Caregiver Tip No. 3: Keep your sense of humor
Sure, cancer is a serious matter, but the whole process is a little crazy, laughable, and absurd. When the December holidays rolled around the year that Kerry Apicella, 62, of New York City, was in breast cancer treatment, her husband Rich decided she should wear a bright pink wig to her office holiday party. "He took me out for lunch one day and we shopped for [the wig], which was great fun," she recalls. It was goofy, and she loved the way it shocked her coworkers: "I got more compliments on that wig than I've ever received in my life."

Caregiver Tip No. 4: Don't do it alone
Martyrs don't make good caregivers. Anyone who tries to shoulder the burden alone is well on the way to burnout. Maybe there are friends and neighbors who'd feel better knowing they'd made a contribution through meals, visits, or transportation to and from doctor's appointments.

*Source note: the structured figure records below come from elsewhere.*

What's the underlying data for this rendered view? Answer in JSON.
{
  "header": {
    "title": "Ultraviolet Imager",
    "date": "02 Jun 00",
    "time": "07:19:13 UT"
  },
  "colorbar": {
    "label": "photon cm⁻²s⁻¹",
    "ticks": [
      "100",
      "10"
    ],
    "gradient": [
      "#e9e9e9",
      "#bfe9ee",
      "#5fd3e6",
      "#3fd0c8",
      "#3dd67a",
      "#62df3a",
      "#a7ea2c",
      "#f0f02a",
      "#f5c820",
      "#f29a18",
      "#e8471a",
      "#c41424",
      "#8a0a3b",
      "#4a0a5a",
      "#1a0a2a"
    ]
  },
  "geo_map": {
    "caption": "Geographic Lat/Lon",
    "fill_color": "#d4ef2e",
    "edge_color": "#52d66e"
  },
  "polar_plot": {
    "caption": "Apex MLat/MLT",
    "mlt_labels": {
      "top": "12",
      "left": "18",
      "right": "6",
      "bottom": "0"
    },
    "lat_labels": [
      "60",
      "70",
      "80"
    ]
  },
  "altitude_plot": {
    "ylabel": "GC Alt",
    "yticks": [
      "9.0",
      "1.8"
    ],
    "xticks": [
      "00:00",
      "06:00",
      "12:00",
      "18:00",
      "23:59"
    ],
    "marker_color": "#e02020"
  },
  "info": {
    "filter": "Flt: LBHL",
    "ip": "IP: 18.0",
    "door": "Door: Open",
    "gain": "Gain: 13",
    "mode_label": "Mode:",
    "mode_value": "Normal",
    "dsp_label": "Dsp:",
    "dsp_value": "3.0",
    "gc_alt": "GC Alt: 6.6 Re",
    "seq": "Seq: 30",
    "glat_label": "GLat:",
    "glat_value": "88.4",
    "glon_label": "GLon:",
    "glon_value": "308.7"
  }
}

And while you're divvying up tasks, you might benefit from talking things out a little. "Caregivers often need their own emotional support and can join a support group," says Robin Hershkowitz, program director for women's cancers at CancerCare, a national nonprofit support services group based in New York City. Her organization offers support in person, by phone or online for both caregivers as well as patients.

Marcie Beyatte, a survivor and writer in Orinda, Calif., recommends Marc Silver's book, Breast Cancer Husband: How to Help Your Wife (and Yourself) Through Diagnosis, Treatment, and Beyond (breastcancerhusband.com; Rodale, 2004).